Nesta terça-feira, 2 de março do ano da graça de 2021, quando o país amargou o recorde de 1.726 mortos por covid num único dia, Bolsonaro disse ao seu rebanho: "Querem me culpar pelas 200 e tantas mil mortes. O Brasil é o 20º país do mundo em mortes por milhão de habitantes. A gente lamenta? Lamentamos. Mas tem outros países com IDH (Índice de Desenvolvimento Humano), renda e orçamento melhor que o meu em que morre mais gente".
Em maio do ano passado, um dia depois de discursar para uma aglomeração em que seus devotos pediam o fechamento do Congresso e do Supremo em frente ao Quartel-General do Exército, Bolsonaro justificou-se: "Eu sou, realmente, a Constituição." Agora, lança sobre o Brasil um olhar de fazendeiro. Ou de um monarca.
Bolsonaro não é, evidentemente a Constituição. Tampouco dispõe de título de propriedade ou de soberano. Não está autorizado a tratar o Brasil como se fosse um fazendão de sua propriedade. Ou uma monarquia onde reina um vírus. Mas o linguajar do capitão ajuda a entender o drama psíquico-administrativo que o leva lidar com a maior crise sanitária da história com o ânimo de quem cultiva o insolúvel como uma flor.
O Brasil ocupa o segundo lugar do mundo em número absoluto de mortes por covid, atrás dos Estados Unidos. Aqui, desceram à cova 257 mil pessoas. Lá, 515 mil. Levando-se em conta o número de cadáveres por 100 mil habitantes, o Brasil ocupa o 12º lugar num ranking elaborado pela Universidade Johns Hopkins.
Entretanto, Bolsonaro se refere à hecatombe com certo alívio. Não encomendou vacinas com antecedência. Mas considera-se o benfeitor da cloroquina. "Por que está morrendo menos gente aqui? Tem que ter uma explicação. Seria o tratamento precoce?
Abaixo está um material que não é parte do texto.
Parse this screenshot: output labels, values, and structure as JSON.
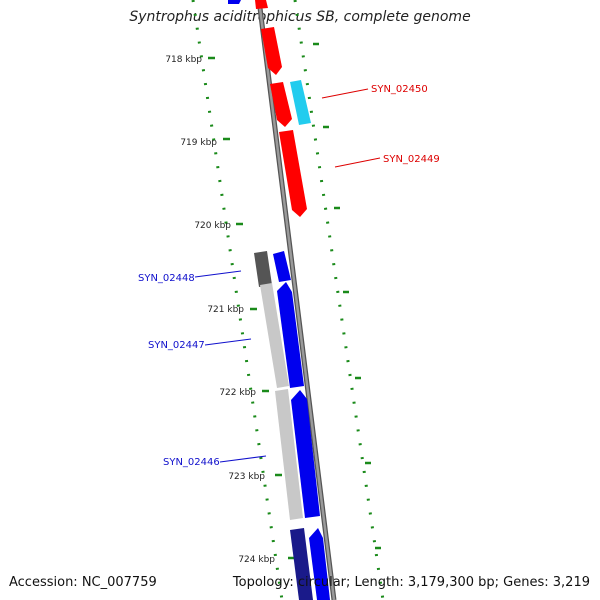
{
  "title": "Syntrophus aciditrophicus SB, complete genome",
  "footer": {
    "accession": "Accession: NC_007759",
    "summary": "Topology: circular; Length: 3,179,300 bp; Genes: 3,219"
  },
  "colors": {
    "forward_gene": "#0000ee",
    "reverse_gene": "#ff0000",
    "rna_gene": "#22ccee",
    "gene_product_bar": "#c8c8c8",
    "dark_feature": "#555555",
    "backbone": "#7a7a7a",
    "tick": "#1a8a1a",
    "forward_label": "#1010cc",
    "reverse_label": "#dd0000"
  },
  "ticks": [
    {
      "label": "718 kbp",
      "pos_kbp": 718
    },
    {
      "label": "719 kbp",
      "pos_kbp": 719
    },
    {
      "label": "720 kbp",
      "pos_kbp": 720
    },
    {
      "label": "721 kbp",
      "pos_kbp": 721
    },
    {
      "label": "722 kbp",
      "pos_kbp": 722
    },
    {
      "label": "723 kbp",
      "pos_kbp": 723
    },
    {
      "label": "724 kbp",
      "pos_kbp": 724
    }
  ],
  "gene_labels": [
    {
      "text": "SYN_02450",
      "strand": "reverse"
    },
    {
      "text": "SYN_02449",
      "strand": "reverse"
    },
    {
      "text": "SYN_02448",
      "strand": "forward"
    },
    {
      "text": "SYN_02447",
      "strand": "forward"
    },
    {
      "text": "SYN_02446",
      "strand": "forward"
    }
  ]
}
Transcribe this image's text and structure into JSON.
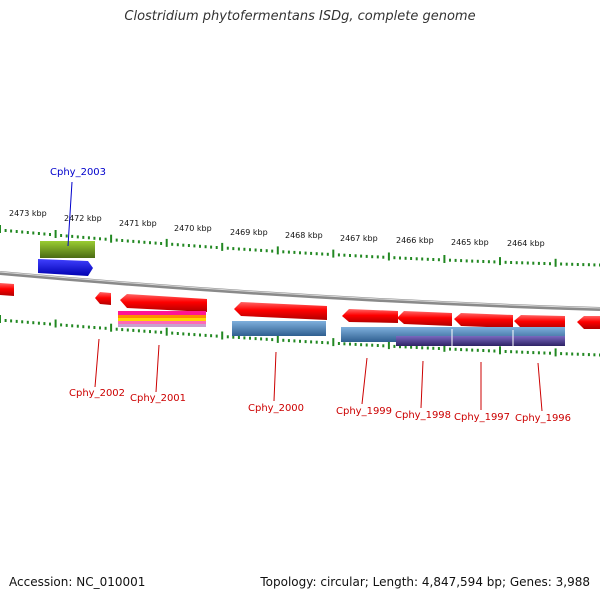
{
  "title": "Clostridium phytofermentans ISDg, complete genome",
  "footer": {
    "accession": "Accession: NC_010001",
    "summary": "Topology: circular; Length: 4,847,594 bp; Genes: 3,988"
  },
  "colors": {
    "backbone": "#8a8a8a",
    "gene_forward": "#ff0000",
    "gene_reverse": "#ff0000",
    "label_blue": "#0000cc",
    "label_red": "#cc0000",
    "tick": "#228822",
    "cog_green": "#6b8e23",
    "cog_blue": "#0000ff",
    "cog_steel": "#4a7fb5",
    "cog_purple": "#4b3a8c",
    "cog_multi": [
      "#ff1493",
      "#ff8c00",
      "#ffd700",
      "#ff69b4"
    ]
  },
  "ruler_labels": [
    "2473 kbp",
    "2472 kbp",
    "2471 kbp",
    "2470 kbp",
    "2469 kbp",
    "2468 kbp",
    "2467 kbp",
    "2466 kbp",
    "2465 kbp",
    "2464 kbp"
  ],
  "gene_labels": [
    {
      "name": "Cphy_2003",
      "color": "blue"
    },
    {
      "name": "Cphy_2002",
      "color": "red"
    },
    {
      "name": "Cphy_2001",
      "color": "red"
    },
    {
      "name": "Cphy_2000",
      "color": "red"
    },
    {
      "name": "Cphy_1999",
      "color": "red"
    },
    {
      "name": "Cphy_1998",
      "color": "red"
    },
    {
      "name": "Cphy_1997",
      "color": "red"
    },
    {
      "name": "Cphy_1996",
      "color": "red"
    }
  ]
}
Se ficar em casa até sentir falta de ar, como dizia o sr. Mandetta, você vai para o hospital para ser intubado. E, se for intubado, você sabe, né? Em torno de 60% a 70% das pessoas infelizmente entram em óbito".
Outra fonte de alívio para Bolsonaro é a reinterpretação que ele faz de uma decisão do Supremo Tribunal Federal. A despeito de a Corte já ter emitido uma nota de desmentido, o capitão imagina ter recebido salvo-conduto para sempre botar a culpa em alguém pelas restrições que a pandemia impõe. "Segundo o STF, isso cabe a governadores e prefeitos. Lockdown não é culpa minha: é de governadores e alguns prefeitos".
O Brasil não merecia semelhante castigo. Depois de suportar a esquizogovernança de Dilma, de encarar a cleptoanálise de grupo de Temer e de descer ao manicômio prisional em que Lula se fingiu de preso político durante um ano e sete meses, o país atura mais uma presidência de miolo mole.
Quem se enxerga como uma espécie de personificação da Constituição não se sente obrigado a seguir o texto constitucional. Interpreta-o à sua maneira. O Brasil não tem um presidente da República, Bolsonaro é que tem o Brasil. Governadores, prefeitos e empresários começam a desligar o personagem da tomada, equipando-se para adquirir as vacinas que o governo negligencia.
Trancado em seus rancores, Bolsonaro cogita desperdiçar energias com um pronunciamento em rede nacional de rádio e TV. Nele, voltaria a esgrimir suas idiossincrasias anticientíficas, diria que fez a sua parte ao enviar verbas aos estados e exercitaria o hábito de colocar a culpa nos outros. Curiosamente, algo como 30% dos brasileiros sentem-se confortáveis vivendo numa manicomiocracia. Mas um pedaço expressivo do país cultiva o desejo de receber alta.